Thinking about it, what right have we to intervene anyway? The patient is the one who died, so who gave informed consent for a psycho-social referral of a carer or family member to the bereavement service? And how can you be sure that you’ve picked up the distant members of the family who might be distressed but the hospital never met. And if we’re collecting up information about potentially in need carers from the patient’s case record, we’re processing information from this record to create a new record about someone else, without their permission, without them even being a patient, and, in most hospital situations, we’re also passing it on to an outside service like Cruse bereavement counselling or some other local organisation. This is processing personal data in a way that is probably contrary to the Data Protection Act.

So I say wait until someone comes forward to ask for help and assess them then, within a therapeutic relationship with the bereavement service worker. But what about potentially suicidal or very distressed people? If you really think they’re at risk, ask their permission to refer them.
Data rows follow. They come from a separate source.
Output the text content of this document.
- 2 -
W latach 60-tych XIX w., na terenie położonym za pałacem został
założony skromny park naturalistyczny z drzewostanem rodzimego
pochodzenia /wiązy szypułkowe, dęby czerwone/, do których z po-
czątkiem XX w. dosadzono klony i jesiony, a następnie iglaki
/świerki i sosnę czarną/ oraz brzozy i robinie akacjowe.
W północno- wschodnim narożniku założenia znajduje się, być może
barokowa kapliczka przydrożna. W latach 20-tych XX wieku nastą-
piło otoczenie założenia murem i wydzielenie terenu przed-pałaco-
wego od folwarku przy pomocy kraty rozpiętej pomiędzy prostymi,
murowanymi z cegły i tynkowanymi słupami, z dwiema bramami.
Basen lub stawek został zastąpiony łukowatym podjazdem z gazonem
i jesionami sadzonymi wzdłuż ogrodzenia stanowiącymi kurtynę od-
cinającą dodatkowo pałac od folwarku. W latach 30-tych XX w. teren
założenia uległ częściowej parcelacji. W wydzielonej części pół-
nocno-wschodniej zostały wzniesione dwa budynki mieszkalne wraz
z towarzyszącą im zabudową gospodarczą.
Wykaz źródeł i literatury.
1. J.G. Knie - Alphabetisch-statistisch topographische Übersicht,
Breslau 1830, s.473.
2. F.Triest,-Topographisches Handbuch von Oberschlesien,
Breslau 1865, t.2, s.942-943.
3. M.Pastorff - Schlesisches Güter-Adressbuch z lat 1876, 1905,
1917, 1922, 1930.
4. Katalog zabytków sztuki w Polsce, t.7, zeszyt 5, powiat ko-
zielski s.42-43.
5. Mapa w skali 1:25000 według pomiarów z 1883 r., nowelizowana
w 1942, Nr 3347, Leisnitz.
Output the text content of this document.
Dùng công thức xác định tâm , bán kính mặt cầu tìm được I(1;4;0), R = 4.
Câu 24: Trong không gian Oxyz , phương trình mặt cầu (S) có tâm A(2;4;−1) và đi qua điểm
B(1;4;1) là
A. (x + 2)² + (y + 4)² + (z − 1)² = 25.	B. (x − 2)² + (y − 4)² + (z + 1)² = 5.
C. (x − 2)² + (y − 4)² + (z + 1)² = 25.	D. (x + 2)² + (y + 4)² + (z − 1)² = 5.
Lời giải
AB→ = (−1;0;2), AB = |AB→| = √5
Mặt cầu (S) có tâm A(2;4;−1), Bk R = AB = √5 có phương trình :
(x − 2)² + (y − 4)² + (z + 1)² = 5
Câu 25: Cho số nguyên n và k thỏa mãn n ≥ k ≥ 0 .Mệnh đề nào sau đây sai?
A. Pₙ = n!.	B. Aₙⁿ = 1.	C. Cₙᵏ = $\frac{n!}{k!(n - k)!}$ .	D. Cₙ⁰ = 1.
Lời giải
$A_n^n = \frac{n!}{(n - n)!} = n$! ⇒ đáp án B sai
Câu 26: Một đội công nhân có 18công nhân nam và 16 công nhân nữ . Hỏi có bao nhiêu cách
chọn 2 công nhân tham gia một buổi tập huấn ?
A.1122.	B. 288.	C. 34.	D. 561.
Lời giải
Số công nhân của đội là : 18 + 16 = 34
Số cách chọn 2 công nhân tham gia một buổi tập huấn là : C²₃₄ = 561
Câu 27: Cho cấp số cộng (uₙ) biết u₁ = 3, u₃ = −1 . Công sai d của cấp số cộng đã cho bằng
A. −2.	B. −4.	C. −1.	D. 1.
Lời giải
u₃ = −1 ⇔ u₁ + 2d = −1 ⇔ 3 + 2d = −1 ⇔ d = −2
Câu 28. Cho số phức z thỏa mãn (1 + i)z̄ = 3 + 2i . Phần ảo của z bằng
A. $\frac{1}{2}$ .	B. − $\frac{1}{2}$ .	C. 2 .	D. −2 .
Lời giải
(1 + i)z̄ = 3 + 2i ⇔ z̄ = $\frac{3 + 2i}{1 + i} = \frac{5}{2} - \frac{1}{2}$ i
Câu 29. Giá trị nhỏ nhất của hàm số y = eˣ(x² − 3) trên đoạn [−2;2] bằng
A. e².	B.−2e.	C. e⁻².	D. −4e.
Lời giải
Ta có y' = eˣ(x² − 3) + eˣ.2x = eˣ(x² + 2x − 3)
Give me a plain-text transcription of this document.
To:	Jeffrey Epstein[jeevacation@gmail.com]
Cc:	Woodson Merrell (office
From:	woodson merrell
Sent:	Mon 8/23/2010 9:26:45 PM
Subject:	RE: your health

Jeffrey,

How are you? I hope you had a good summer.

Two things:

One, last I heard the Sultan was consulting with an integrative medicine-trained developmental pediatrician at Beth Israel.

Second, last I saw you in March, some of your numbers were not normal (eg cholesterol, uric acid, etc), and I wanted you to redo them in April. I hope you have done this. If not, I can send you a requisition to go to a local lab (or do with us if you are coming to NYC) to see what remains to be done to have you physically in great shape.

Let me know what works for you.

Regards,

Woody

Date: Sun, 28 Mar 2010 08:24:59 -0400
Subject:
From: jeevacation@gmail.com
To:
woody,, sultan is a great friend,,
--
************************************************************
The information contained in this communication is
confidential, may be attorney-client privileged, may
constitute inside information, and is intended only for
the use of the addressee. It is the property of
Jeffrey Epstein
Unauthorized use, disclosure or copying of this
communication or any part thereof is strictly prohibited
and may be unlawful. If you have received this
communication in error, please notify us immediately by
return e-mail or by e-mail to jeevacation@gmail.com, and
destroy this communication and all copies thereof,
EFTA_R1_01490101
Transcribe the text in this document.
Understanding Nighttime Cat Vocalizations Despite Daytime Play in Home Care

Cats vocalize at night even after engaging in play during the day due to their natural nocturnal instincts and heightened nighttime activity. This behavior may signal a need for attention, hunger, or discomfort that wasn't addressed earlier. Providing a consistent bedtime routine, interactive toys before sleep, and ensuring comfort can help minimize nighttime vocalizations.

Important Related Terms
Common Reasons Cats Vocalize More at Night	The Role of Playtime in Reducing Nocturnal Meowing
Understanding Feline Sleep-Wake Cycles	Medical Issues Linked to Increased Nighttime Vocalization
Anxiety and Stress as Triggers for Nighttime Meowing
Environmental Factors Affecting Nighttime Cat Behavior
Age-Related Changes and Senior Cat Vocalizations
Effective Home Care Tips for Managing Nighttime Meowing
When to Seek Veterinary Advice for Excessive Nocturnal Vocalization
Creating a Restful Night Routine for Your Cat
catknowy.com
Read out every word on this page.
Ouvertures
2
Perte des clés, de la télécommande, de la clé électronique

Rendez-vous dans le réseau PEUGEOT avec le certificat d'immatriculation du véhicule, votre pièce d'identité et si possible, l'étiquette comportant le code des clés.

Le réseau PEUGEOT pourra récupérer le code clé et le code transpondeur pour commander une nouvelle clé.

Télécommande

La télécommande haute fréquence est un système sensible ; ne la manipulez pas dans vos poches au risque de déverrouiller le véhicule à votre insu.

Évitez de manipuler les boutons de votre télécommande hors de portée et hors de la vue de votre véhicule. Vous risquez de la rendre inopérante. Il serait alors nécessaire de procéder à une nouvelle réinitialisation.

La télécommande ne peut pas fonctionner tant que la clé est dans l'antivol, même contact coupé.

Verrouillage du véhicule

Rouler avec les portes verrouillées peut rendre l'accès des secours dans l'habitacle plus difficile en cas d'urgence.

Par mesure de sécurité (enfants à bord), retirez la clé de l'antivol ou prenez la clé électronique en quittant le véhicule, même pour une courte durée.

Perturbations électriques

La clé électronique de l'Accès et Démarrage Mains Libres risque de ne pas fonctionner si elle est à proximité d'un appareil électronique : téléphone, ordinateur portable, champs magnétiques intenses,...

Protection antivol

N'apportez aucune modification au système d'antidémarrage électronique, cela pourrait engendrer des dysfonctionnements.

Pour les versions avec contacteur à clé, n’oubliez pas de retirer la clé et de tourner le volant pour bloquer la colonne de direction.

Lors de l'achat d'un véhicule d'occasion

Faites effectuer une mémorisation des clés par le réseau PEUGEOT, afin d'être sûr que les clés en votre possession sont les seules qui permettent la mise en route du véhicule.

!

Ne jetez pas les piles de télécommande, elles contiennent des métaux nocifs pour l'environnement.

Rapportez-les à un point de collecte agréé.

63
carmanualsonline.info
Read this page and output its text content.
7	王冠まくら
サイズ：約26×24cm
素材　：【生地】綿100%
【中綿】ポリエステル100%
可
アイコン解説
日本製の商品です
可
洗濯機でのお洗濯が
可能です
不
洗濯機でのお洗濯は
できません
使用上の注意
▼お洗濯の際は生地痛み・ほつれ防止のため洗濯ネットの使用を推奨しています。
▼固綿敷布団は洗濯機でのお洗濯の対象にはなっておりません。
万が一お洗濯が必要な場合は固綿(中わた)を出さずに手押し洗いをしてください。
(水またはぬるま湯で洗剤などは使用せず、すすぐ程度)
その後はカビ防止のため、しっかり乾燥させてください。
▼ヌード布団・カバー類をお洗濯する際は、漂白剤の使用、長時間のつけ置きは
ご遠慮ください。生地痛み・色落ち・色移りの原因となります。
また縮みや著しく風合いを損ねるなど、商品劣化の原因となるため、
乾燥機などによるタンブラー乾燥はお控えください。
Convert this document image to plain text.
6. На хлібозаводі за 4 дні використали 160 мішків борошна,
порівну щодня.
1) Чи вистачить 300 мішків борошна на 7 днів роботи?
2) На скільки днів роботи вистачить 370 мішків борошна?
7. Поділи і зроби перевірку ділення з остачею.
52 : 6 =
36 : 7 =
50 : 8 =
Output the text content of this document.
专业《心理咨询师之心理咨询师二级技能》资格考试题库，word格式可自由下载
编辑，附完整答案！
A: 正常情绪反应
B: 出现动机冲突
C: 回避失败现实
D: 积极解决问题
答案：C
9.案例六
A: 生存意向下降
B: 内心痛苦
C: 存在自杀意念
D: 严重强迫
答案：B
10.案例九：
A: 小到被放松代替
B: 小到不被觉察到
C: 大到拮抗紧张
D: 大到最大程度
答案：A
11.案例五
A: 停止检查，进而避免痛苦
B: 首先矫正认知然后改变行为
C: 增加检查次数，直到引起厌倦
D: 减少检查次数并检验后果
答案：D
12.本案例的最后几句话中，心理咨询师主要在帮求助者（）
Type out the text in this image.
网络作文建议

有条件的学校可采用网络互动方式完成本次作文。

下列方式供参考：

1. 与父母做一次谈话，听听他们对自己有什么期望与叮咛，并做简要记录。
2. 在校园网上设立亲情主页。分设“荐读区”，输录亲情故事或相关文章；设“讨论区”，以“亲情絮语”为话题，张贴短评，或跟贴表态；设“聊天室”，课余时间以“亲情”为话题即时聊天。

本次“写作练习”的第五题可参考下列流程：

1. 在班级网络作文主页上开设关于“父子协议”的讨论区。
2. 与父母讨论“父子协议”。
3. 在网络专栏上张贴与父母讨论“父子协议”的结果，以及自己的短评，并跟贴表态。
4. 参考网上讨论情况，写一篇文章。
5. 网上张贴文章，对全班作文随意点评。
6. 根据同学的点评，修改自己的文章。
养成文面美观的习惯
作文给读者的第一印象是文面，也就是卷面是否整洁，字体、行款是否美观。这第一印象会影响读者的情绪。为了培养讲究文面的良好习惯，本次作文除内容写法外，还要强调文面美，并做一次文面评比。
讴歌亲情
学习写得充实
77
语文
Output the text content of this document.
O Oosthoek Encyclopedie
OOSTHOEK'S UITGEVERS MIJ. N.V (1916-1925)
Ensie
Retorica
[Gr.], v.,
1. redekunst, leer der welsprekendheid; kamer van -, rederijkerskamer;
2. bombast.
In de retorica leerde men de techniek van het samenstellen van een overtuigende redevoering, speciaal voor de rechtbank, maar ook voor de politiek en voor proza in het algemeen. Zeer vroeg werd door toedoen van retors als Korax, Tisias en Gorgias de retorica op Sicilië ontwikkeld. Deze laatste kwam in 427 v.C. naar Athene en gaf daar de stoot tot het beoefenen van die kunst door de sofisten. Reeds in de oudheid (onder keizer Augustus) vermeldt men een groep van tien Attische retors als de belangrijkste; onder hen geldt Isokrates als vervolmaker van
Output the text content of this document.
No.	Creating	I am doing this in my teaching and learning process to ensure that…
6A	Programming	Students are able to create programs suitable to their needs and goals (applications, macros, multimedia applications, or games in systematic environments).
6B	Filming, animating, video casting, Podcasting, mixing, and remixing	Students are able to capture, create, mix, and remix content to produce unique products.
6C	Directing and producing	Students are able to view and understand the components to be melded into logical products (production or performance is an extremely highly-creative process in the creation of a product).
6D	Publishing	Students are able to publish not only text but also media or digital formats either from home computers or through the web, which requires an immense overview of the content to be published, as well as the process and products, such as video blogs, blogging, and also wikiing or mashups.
And I think we should work on making a lot of people – the GP, the minister of religion, the lady in the post office, the milkman – bereavement-literate, so that they know what to say if someone is distressed by their bereavement, and can refer them to a trusted service  in their locality. And of course that means we have to make sure there is a universal provision of a trusted bereavement service: we’re a long way away from that too.

Funerals nowadays – the research project

Friday, April 30th, 2010


To Hull to attend the final meeting of the research advisory group for the project on spirituality in contemporary funerals, final because it’s nearing its overall report after attending 46 funerals and talking to the participants about them. It seems that while, as most people know from personal experience, funerals nowadays are more about celebrating the person who has died than they used to be, this individualist celebration also reflects their spiritual conceptions; that is, their views about what is important in life. I’ll look forward to the final report, and you can get a copy by writing to the team at their website.